Both of these applications work over the Internet. Skype is more for calling, WhatsApp is for texting. Both are free to download to your phone. Here are the links:
Have whoever you want to call in the states download Skype to their phone or computer, set up an account, and you can call them for FREE. If that’s too much work, you can also add $10 to your Skype account, and make international calls for pennies.
WhatsApp is the same principal, except its mostly for texts. Just have whoever you are wanting to text download WhatsApp to their phone.
15. Let your bank or credit card company know you are leaving the country
Your bank or credit card company is always trying to protect you from identity theft. So if they see a charge from Italy and they don’t know you are traveling there, they could easy freeze your account.
16. When renting a car, use the local Italian sites just like the airlines
Paul threw this tip on the podcast. He says put you are a resident of Italy, but you can still put in your American information.
Basically, tell them you are coming from Italy, and you’ll get a much better rate.
17. Be aware of everything closing between 1PM and 4PM
We’ve talked about this before, unless you are in major cities, a lot of times you’ll find shop owners go home from lunch. So they go home, eat their pasta, and then take a nap.
Now they will stay open later, until 8 or 9 PM, but if you are traveling in and around smaller towns, be aware you could be stuck not even finding a restaurant open.
So plan accordingly.
18. You have to call a taxi — if there’s even one around
At places like Rome or Milan, you will find them at the airports or at a taxi stand. But they are not so common otherwise.
If you need one, be sure to ask your hotel, rental home owner or restaurant to call one for you.
19. If you order a martini, you will not get an American martini
Normally, if you just say you want a martini, they will serve a drink called Martini Bianco. A sweet drink served over ice.

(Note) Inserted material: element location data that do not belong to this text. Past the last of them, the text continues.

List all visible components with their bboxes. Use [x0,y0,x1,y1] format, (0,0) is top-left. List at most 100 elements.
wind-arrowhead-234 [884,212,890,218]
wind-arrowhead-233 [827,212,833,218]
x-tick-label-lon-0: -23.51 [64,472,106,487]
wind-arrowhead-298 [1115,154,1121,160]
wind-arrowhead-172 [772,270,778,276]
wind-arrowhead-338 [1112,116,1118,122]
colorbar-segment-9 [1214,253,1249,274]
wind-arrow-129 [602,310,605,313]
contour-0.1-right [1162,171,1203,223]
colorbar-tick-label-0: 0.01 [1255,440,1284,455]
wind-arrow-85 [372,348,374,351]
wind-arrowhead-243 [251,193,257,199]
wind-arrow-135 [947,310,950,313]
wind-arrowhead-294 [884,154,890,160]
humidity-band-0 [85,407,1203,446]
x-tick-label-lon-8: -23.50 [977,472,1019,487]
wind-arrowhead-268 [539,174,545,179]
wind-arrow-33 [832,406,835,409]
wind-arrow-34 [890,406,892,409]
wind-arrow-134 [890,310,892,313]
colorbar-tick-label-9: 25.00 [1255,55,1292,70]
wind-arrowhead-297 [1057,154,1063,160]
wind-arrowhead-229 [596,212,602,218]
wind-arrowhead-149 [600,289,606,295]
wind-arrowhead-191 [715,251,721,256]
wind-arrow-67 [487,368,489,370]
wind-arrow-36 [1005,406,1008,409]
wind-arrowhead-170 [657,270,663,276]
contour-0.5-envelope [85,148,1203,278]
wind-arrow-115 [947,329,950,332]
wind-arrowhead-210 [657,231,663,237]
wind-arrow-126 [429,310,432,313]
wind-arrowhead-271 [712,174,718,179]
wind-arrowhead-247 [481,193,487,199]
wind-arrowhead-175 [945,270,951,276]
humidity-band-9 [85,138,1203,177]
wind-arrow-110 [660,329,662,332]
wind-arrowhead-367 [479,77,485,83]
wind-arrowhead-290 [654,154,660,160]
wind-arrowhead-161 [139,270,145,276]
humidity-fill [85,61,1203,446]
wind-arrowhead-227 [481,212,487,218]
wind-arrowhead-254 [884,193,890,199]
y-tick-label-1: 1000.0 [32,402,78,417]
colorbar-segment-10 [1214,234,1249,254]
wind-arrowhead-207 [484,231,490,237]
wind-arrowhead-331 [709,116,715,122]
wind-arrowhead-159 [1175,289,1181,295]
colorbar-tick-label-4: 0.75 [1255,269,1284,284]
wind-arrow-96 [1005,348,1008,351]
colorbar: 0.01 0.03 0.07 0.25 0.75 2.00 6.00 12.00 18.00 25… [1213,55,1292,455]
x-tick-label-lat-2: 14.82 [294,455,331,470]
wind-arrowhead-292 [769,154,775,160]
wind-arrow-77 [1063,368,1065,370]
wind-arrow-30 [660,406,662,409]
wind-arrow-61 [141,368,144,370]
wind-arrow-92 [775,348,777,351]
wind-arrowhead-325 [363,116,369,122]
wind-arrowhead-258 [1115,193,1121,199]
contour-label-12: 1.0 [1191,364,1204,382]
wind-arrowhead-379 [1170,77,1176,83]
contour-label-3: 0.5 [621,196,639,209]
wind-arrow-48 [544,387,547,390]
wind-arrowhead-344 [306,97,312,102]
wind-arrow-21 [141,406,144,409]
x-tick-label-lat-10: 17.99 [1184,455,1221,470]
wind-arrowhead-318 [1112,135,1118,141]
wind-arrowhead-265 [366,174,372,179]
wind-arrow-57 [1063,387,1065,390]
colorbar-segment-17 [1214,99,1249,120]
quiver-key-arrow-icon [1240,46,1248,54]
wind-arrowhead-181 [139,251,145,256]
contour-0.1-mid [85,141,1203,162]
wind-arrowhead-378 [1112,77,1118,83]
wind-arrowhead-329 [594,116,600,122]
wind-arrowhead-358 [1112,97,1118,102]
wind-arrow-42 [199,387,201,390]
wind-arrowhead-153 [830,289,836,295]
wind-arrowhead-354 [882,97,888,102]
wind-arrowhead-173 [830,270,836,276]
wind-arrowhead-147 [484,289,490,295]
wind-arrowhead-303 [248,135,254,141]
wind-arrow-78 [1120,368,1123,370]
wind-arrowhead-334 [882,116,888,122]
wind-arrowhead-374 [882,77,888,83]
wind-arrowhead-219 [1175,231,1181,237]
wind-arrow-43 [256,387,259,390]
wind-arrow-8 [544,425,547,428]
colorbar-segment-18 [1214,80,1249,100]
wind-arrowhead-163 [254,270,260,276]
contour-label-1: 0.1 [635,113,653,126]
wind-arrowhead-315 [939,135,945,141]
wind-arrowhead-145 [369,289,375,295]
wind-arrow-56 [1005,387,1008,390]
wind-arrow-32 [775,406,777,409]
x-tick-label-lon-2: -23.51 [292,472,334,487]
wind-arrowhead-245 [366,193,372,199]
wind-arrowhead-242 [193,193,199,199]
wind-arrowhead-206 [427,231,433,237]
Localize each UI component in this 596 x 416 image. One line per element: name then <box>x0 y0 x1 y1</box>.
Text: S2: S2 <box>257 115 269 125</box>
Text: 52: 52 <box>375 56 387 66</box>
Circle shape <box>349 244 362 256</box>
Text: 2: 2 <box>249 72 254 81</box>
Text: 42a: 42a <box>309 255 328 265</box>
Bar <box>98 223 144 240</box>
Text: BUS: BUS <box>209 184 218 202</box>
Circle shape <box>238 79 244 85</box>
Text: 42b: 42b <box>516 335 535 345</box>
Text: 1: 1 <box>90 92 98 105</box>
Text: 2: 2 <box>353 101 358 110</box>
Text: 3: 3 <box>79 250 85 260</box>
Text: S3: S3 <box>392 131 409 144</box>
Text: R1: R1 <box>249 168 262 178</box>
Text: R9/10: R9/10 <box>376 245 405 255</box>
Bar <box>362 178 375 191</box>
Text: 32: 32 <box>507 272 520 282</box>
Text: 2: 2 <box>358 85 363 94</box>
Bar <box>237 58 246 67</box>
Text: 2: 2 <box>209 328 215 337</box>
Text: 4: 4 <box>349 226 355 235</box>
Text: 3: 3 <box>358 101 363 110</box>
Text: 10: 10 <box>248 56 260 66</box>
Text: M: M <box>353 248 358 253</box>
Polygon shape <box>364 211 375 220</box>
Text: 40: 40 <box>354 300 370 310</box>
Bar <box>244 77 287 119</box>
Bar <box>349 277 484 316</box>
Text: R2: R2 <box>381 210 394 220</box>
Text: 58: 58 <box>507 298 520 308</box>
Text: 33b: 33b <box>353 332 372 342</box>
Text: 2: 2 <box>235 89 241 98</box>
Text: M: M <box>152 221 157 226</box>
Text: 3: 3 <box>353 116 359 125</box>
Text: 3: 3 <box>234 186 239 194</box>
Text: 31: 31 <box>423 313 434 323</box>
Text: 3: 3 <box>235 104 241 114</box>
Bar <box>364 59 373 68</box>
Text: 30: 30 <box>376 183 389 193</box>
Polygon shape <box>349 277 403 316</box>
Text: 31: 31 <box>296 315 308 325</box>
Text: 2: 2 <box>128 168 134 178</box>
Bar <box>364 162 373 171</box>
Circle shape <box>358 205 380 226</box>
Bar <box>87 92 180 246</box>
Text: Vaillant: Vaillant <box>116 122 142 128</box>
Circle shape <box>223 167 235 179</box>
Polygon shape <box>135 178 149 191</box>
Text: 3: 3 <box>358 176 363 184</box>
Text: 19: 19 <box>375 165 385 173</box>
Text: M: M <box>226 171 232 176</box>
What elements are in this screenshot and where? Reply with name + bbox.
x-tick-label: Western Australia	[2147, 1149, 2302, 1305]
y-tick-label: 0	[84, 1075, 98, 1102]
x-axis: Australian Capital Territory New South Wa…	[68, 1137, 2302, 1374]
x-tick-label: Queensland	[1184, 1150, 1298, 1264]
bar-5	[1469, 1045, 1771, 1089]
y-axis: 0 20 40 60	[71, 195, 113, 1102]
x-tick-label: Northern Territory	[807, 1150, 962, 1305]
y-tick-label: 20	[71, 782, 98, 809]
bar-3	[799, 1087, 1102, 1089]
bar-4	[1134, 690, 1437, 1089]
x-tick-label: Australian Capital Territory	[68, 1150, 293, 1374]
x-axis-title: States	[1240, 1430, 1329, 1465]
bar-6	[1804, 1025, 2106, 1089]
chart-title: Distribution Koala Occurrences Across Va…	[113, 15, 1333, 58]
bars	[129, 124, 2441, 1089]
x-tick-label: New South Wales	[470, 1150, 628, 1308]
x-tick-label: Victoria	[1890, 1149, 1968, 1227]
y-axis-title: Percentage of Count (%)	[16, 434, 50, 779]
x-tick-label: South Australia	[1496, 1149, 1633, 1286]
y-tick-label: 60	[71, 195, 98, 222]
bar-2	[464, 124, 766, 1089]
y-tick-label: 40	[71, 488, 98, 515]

Even if you use terms like James Bond to get them to understand what you want, be careful in that a lot of people want to make you a mixed drink. So they will put two parts vodka to one part vermouth, and they’ll use a sweet vermouth instead of dry vermouth.
It’s just all wrong. Try and head off this problem and explain what you really want if you can. Or stick to vodka on the rocks or wine!